Depuis la révolution de 2011, les éditocrates ont envahi le paysage médiatique pour jeter en pâture leurs « petites phrases ». Du bourrage de crane à l’imposture, une chronique de Mounira El Bouti
Eux, ce sont les animateurs, les chroniqueurs et les politiciens qu’on voit du lundi au dimanche à la télévision et qu’on entend chaque matin et midi à la radio, ils ne s’arrêtent jamais de parler et surtout, ils parlent de tout. Et c’est entre autre à cela, qu’on les reconnaît.
A l’ère de Benali, la télévision nationale était l’un des instruments du système, portant les couleurs du parti unique pour transmettre les messages qu’il faut afin d’assurer la survie politique et la continuité de la dictature.

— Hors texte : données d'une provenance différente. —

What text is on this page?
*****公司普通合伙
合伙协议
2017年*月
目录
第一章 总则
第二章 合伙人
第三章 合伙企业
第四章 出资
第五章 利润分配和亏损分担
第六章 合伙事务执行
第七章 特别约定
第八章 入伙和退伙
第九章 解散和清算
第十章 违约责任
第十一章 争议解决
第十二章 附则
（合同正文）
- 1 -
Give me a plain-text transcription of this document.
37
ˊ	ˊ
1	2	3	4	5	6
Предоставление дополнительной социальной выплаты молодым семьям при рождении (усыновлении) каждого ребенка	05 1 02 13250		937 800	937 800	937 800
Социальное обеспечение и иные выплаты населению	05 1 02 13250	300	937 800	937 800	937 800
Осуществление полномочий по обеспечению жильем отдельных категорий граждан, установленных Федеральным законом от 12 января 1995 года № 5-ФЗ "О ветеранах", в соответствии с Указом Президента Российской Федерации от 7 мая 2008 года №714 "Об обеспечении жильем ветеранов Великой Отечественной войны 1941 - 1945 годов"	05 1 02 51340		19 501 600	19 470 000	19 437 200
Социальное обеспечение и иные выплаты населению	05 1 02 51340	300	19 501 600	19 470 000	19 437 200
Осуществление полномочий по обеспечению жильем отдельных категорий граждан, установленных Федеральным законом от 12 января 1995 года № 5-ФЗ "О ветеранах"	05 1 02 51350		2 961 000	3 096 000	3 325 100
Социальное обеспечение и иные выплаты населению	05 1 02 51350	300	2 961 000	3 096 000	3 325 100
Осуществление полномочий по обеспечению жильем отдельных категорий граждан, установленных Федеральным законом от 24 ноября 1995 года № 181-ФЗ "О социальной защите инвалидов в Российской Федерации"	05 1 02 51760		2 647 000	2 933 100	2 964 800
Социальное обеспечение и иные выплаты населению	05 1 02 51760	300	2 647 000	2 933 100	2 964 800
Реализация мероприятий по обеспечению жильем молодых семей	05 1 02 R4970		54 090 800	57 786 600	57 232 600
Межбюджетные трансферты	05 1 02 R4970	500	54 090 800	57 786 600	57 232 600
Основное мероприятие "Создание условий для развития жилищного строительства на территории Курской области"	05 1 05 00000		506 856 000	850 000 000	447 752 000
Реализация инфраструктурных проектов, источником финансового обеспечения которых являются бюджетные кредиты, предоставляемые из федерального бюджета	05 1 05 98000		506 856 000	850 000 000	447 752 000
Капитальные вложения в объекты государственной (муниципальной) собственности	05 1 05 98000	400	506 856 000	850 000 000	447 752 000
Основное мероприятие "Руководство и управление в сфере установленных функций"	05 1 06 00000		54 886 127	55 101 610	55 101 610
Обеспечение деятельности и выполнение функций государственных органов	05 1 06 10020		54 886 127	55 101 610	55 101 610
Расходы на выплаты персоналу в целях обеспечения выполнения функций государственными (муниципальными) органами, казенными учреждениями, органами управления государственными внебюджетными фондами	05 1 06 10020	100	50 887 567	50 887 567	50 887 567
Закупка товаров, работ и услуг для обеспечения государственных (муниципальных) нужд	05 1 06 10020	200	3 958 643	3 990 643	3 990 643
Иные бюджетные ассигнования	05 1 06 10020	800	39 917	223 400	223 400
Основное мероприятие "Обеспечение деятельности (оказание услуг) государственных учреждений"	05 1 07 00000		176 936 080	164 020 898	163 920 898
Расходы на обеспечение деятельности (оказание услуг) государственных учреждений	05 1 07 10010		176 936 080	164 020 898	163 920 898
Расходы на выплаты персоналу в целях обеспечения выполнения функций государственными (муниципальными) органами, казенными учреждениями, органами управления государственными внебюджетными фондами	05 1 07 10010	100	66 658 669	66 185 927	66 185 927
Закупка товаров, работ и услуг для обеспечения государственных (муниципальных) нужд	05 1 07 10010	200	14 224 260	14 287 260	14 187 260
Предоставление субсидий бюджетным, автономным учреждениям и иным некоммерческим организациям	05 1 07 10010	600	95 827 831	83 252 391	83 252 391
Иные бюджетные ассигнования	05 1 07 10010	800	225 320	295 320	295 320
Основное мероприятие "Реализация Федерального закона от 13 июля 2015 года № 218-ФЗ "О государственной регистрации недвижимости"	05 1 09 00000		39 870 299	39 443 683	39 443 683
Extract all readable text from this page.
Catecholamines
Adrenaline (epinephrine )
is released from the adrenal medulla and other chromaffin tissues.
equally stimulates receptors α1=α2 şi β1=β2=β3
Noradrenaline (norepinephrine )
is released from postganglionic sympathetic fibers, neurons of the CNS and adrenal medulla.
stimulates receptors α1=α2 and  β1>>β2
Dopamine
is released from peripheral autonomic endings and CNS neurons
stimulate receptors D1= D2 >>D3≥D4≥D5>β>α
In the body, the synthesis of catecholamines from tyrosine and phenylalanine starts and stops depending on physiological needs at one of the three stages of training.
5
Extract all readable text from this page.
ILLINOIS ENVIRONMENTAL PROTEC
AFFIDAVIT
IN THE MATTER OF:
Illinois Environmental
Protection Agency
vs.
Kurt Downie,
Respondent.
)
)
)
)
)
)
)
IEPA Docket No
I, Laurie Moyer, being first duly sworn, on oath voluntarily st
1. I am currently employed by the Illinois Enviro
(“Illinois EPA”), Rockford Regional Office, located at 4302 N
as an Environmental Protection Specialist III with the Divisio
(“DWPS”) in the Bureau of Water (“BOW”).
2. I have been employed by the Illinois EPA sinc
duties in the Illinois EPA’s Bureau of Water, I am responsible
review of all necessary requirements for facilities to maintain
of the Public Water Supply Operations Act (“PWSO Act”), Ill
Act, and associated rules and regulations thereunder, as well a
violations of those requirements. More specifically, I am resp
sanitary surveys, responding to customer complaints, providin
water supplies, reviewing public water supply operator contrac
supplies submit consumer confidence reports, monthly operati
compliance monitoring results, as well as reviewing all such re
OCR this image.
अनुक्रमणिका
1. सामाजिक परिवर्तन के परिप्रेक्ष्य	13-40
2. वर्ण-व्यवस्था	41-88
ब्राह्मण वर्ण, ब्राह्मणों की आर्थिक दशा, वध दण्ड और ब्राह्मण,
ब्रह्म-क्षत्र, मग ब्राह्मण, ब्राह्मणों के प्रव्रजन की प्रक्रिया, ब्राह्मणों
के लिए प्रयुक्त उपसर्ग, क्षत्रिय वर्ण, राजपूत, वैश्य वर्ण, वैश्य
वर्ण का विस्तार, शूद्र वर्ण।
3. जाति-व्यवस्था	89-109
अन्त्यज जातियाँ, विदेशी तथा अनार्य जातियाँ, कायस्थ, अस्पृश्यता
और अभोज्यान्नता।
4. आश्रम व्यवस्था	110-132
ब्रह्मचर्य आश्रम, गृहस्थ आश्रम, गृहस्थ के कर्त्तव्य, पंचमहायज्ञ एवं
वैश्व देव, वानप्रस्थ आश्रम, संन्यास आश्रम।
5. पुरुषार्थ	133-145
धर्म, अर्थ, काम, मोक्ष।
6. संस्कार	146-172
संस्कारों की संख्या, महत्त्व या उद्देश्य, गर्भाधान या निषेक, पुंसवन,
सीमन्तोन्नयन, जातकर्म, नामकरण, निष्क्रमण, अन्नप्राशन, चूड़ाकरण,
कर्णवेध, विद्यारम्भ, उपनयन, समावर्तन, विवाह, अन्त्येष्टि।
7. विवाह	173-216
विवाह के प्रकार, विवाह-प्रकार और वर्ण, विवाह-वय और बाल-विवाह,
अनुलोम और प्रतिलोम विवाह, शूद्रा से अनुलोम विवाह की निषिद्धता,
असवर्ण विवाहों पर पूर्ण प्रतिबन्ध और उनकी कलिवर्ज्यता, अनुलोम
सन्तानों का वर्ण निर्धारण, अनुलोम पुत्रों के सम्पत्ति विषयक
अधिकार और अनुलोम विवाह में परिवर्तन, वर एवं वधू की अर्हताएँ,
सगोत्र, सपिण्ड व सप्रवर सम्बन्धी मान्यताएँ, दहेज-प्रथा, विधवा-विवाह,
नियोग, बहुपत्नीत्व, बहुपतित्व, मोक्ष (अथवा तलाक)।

Les chaînes de télévision privées, apparues depuis la fin des années 90 se comptaient sur le bout des doigts et se faisaient dicter leur ligne éditoriale – si elle existe – mais depuis la révolution, les télés/ radios/journaux ont fusé, et les mass media pleuvent abondamment sur la Tunisie avec des lignes éditoriales libres et du contenu « indépendant ».
L’abondance des médias a rendu les plateaux télé accessibles aux influenceurs et aux célébrités d’une part comme aux imposteurs, d’autre part. Les éditocrates se sont proliférés et sont devenus à la télévision ce que la politique est au pays. Une image.
La pensée-minute post-révolutionnaire
S’il a fallu beaucoup de courage aux Tunisiens pour supporter les années de dictature et de répression, il leur en faut autant pour ingurgiter matin, midi et soir la soupe insipide des donneurs de leçon qu’ils ne sauraient pas passer une semaine sans croiser sur Nessma Tv, El Hiwar, Hannibal TV, Attessia Tv, la Télévision nationale et tant d’autres.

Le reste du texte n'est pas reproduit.